Quando ho costruito la logica di prenotazione per Barba Studio, ho scritto le firme di funzione per il layer di scheduling prima di toccare il database. Non per rigore — perché avevo bisogno di capire cosa aveva effettivamente bisogno di chiamare l'UI. L'implementazione è cambiata diverse volte. L'interfaccia quasi per niente.
Il gradiente di stabilità
Non tutte le interfacce sono ugualmente costose da cambiare. C'è un gradiente naturale:
API pubbliche — quello che chiamano client esterni o altri servizi. Le più costose. Cambiarle è un breaking change, e i breaking change richiedono versioning, percorsi di migrazione e comunicazione.
Confini di modulo — quello che si chiamano i tuoi servizi o pacchetti interni. Costoso. Cambiarli rompe altre parti del tuo stesso sistema.
Firme di funzione interne — quello che il tuo codice all'interno di un modulo chiama. Economico. Fai refactoring liberamente.
Dettagli di implementazione — variabili, algoritmi, strutture dati. Gratis. A nessuno fuori dalla funzione interessa.
L'errore che vedo più spesso è trattare questi livelli come equivalenti — over-engineering i dettagli interni come se fossero API pubbliche, o rompere casualmente i confini di modulo come se fossero dettagli di implementazione.
Quando l'interfaccia ti dice qualcosa
C'è una sensazione specifica quando una firma di tipo diventa complicata. I parametri si moltiplicano. Il tipo di ritorno diventa un'unione di cinque cose. Hai bisogno di un options object perché la lista degli argomenti è ingestibile.
È l'interfaccia che ti sta dicendo qualcosa — allo stesso modo in cui il codice non testabile ti sta dicendo qualcosa. Un'interfaccia complicata di solito significa che la funzione sta facendo troppe cose, o che c'è un'astrazione sbagliata al confine.
La risposta giusta non è andare avanti. È fermarsi e chiedersi come dovrebbe essere l'interfaccia — poi lavorare a ritroso verso l'implementazione che la soddisfa.
TypeScript come documentazione vivente
Quello che apprezzo di più delle interfacce tipizzate non è la prevenzione dei bug. È la comunicazione. Quando torno a un modulo che non tocco da sei mesi, i tipi mi dicono cosa si aspetta e cosa promette. Non possono essere sbagliati come può esserlo un commento, perché i tipi sbagliati non compilano.

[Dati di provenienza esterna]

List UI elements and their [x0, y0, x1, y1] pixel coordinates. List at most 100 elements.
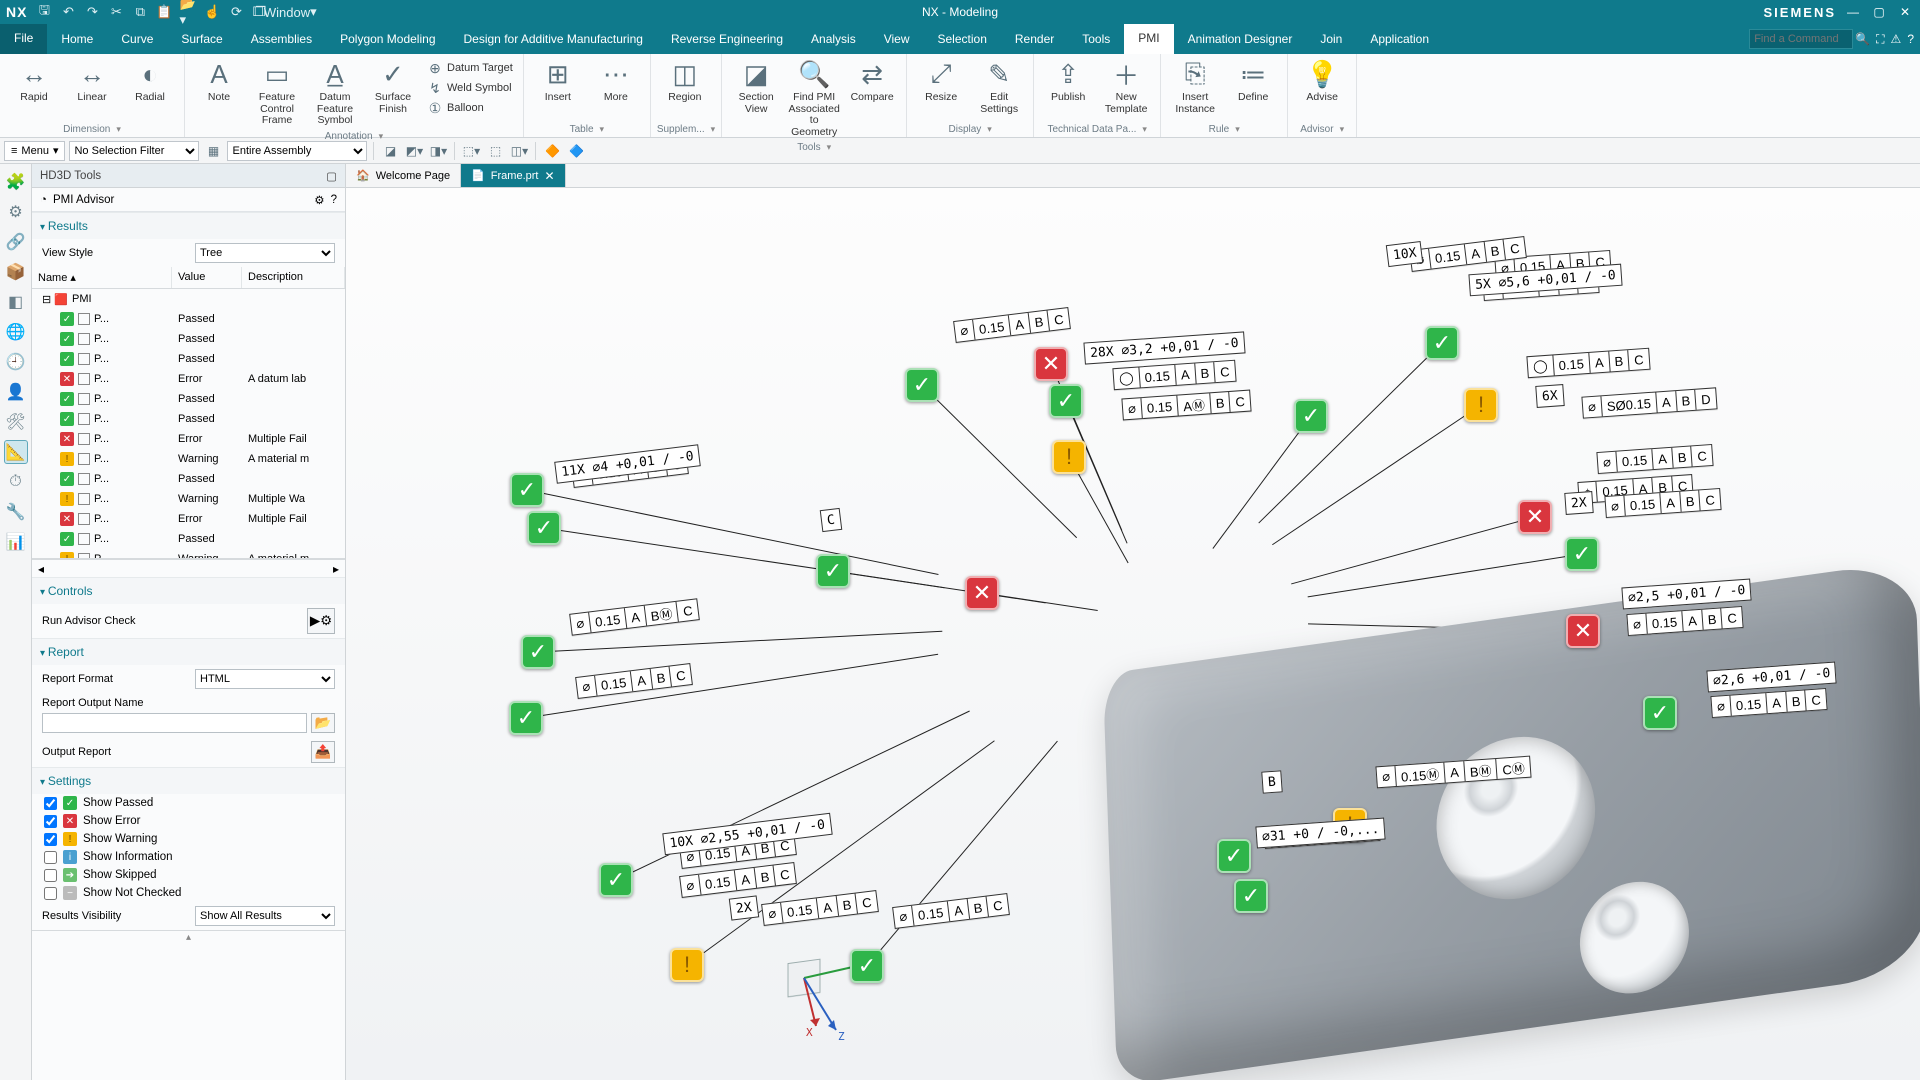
tab-view[interactable]: View — [870, 24, 924, 54]
view-triad[interactable]: Y X Z — [776, 930, 886, 1040]
results-visibility-dropdown[interactable]: Show All Results — [195, 906, 335, 926]
run-advisor-check-button[interactable]: ▶⚙ — [307, 608, 335, 634]
tree-row[interactable]: !P... Warning Multiple Wa — [32, 489, 345, 509]
linear-button[interactable]: ↔Linear — [64, 56, 120, 106]
datum-feature-symbol-button[interactable]: A̲Datum Feature Symbol — [307, 56, 363, 129]
report-format-dropdown[interactable]: HTML — [195, 669, 335, 689]
tab-reverse-engineering[interactable]: Reverse Engineering — [657, 24, 797, 54]
tree-row[interactable]: ✓P... Passed — [32, 529, 345, 549]
more-button[interactable]: ⋯More — [588, 56, 644, 106]
rapid-button[interactable]: ↔Rapid — [6, 56, 62, 106]
resize-button[interactable]: ⤢Resize — [913, 56, 969, 106]
show-notchecked-checkbox[interactable] — [44, 887, 57, 900]
region-button[interactable]: ◫Region — [657, 56, 713, 106]
tab-design-for-additive-manufacturing[interactable]: Design for Additive Manufacturing — [450, 24, 657, 54]
pmi-pass-marker[interactable]: ✓ — [1294, 399, 1328, 433]
tab-pmi[interactable]: PMI — [1124, 24, 1173, 54]
pmi-pass-marker[interactable]: ✓ — [816, 554, 850, 588]
pmi-warn-marker[interactable]: ! — [1052, 440, 1086, 474]
gdt-frame[interactable]: ⌀SØ0.15ABD — [1581, 387, 1717, 418]
redo-icon[interactable]: ↷ — [83, 3, 101, 21]
output-report-button[interactable]: 📤 — [311, 741, 335, 763]
rail-tools-icon[interactable]: 🛠 — [4, 410, 28, 434]
rail-assembly-icon[interactable]: ⚙ — [4, 200, 28, 224]
rail-reuse-icon[interactable]: 📦 — [4, 260, 28, 284]
tree-root-pmi[interactable]: ⊟ 🟥 PMI — [32, 289, 345, 309]
tab-welcome-page[interactable]: 🏠 Welcome Page — [346, 164, 461, 187]
rail-constraint-icon[interactable]: 🔗 — [4, 230, 28, 254]
close-tab-icon[interactable]: ✕ — [544, 169, 554, 183]
view-style-dropdown[interactable]: Tree — [195, 243, 335, 263]
rail-clock-icon[interactable]: ⏱ — [4, 470, 28, 494]
rail-part-navigator-icon[interactable]: 🧩 — [4, 170, 28, 194]
menu-dropdown[interactable]: ≡ Menu ▾ — [4, 141, 65, 161]
define-button[interactable]: ≔Define — [1225, 56, 1281, 106]
pmi-pass-marker[interactable]: ✓ — [510, 473, 544, 507]
pmi-pass-marker[interactable]: ✓ — [1217, 839, 1251, 873]
pmi-pass-marker[interactable]: ✓ — [509, 701, 543, 735]
filter-reset-icon[interactable]: ▦ — [203, 141, 223, 161]
col-name-header[interactable]: Name ▴ — [32, 267, 172, 288]
copy-icon[interactable]: ⧉ — [131, 3, 149, 21]
insert-instance-button[interactable]: ⎘Insert Instance — [1167, 56, 1223, 117]
tree-row[interactable]: !P... Warning A material m — [32, 549, 345, 559]
weld-symbol-button[interactable]: ↯Weld Symbol — [423, 78, 517, 98]
undo-icon[interactable]: ↶ — [59, 3, 77, 21]
part-model[interactable] — [1103, 560, 1920, 1080]
section-view-button[interactable]: ◪Section View — [728, 56, 784, 117]
sel-icon-8[interactable]: 🔷 — [566, 141, 586, 161]
tab-surface[interactable]: Surface — [167, 24, 236, 54]
tree-row[interactable]: ✓P... Passed — [32, 389, 345, 409]
surface-finish-button[interactable]: ✓Surface Finish — [365, 56, 421, 117]
pmi-pass-marker[interactable]: ✓ — [527, 511, 561, 545]
find-pmi-associated-to-geometry-button[interactable]: 🔍Find PMI Associated to Geometry — [786, 56, 842, 140]
edit-settings-button[interactable]: ✎Edit Settings — [971, 56, 1027, 117]
selection-filter-dropdown[interactable]: No Selection Filter — [69, 141, 199, 161]
balloon-button[interactable]: ①Balloon — [423, 98, 517, 118]
tab-tools[interactable]: Tools — [1068, 24, 1124, 54]
sel-icon-5[interactable]: ⬚ — [485, 141, 505, 161]
fullscreen-icon[interactable]: ⛶ — [1876, 32, 1884, 47]
panel-collapse-handle[interactable]: ▴ — [32, 930, 345, 944]
gdt-frame[interactable]: ⌀0.15ABC — [575, 663, 693, 699]
pmi-warn-marker[interactable]: ! — [1464, 388, 1498, 422]
note-button[interactable]: ANote — [191, 56, 247, 106]
rail-hd3d-icon[interactable]: ◧ — [4, 290, 28, 314]
tree-row[interactable]: ✓P... Passed — [32, 349, 345, 369]
gdt-note[interactable]: 2X — [1564, 491, 1593, 515]
pmi-pass-marker[interactable]: ✓ — [850, 949, 884, 983]
gdt-frame[interactable]: ⌀0.15AⓂBC — [1121, 390, 1251, 421]
sel-icon-3[interactable]: ◨▾ — [428, 141, 448, 161]
tree-row[interactable]: ✓P... Passed — [32, 409, 345, 429]
pmi-err-marker[interactable]: ✕ — [1518, 500, 1552, 534]
gdt-note[interactable]: C — [820, 508, 842, 532]
tree-scroll-right[interactable]: ▸ — [327, 562, 345, 576]
gdt-frame[interactable]: ⌀0.15ABC — [1596, 444, 1713, 474]
close-icon[interactable]: ✕ — [1896, 3, 1914, 21]
tree-row[interactable]: ✓P... Passed — [32, 309, 345, 329]
gdt-note[interactable]: 6X — [1535, 384, 1564, 408]
touch-icon[interactable]: ☝ — [203, 3, 221, 21]
gdt-frame[interactable]: ⌀0.15ABC — [679, 862, 797, 898]
show-error-checkbox[interactable] — [44, 815, 57, 828]
minimize-icon[interactable]: — — [1844, 3, 1862, 21]
pmi-err-marker[interactable]: ✕ — [1566, 614, 1600, 648]
rail-roles-icon[interactable]: 👤 — [4, 380, 28, 404]
assembly-filter-dropdown[interactable]: Entire Assembly — [227, 141, 367, 161]
radial-button[interactable]: ◐Radial — [122, 56, 178, 106]
pmi-err-marker[interactable]: ✕ — [1034, 347, 1068, 381]
help-icon[interactable]: ? — [1907, 32, 1914, 46]
tab-file[interactable]: File — [0, 24, 47, 54]
pmi-pass-marker[interactable]: ✓ — [1425, 326, 1459, 360]
pmi-err-marker[interactable]: ✕ — [965, 576, 999, 610]
tab-polygon-modeling[interactable]: Polygon Modeling — [326, 24, 449, 54]
tab-animation-designer[interactable]: Animation Designer — [1174, 24, 1307, 54]
rail-advisor-icon[interactable]: 📐 — [4, 440, 28, 464]
show-skipped-checkbox[interactable] — [44, 869, 57, 882]
gdt-frame[interactable]: ⌀0.15ABⓂC — [569, 598, 700, 636]
sel-icon-6[interactable]: ◫▾ — [509, 141, 529, 161]
window-menu[interactable]: ☐ Window ▾ — [275, 3, 293, 21]
pmi-pass-marker[interactable]: ✓ — [905, 368, 939, 402]
tree-row[interactable]: ✕P... Error Multiple Fail — [32, 429, 345, 449]
publish-button[interactable]: ⇪Publish — [1040, 56, 1096, 106]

Questo conta soprattutto quando sei l'unico sviluppatore. Non c'è nessuno a cui chiedere. L'interfaccia è la documentazione.
Cambia con cura
Tratta le interfacce come contratti, non come suggerimenti. Cambia le implementazioni liberamente — è a questo che servono. Cambia le interfacce con cura, e quando lo fai, trattala come una decisione che vale la pena registrare. Perché chiunque dipenda da quel contratto avrà bisogno di sapere perché è cambiato.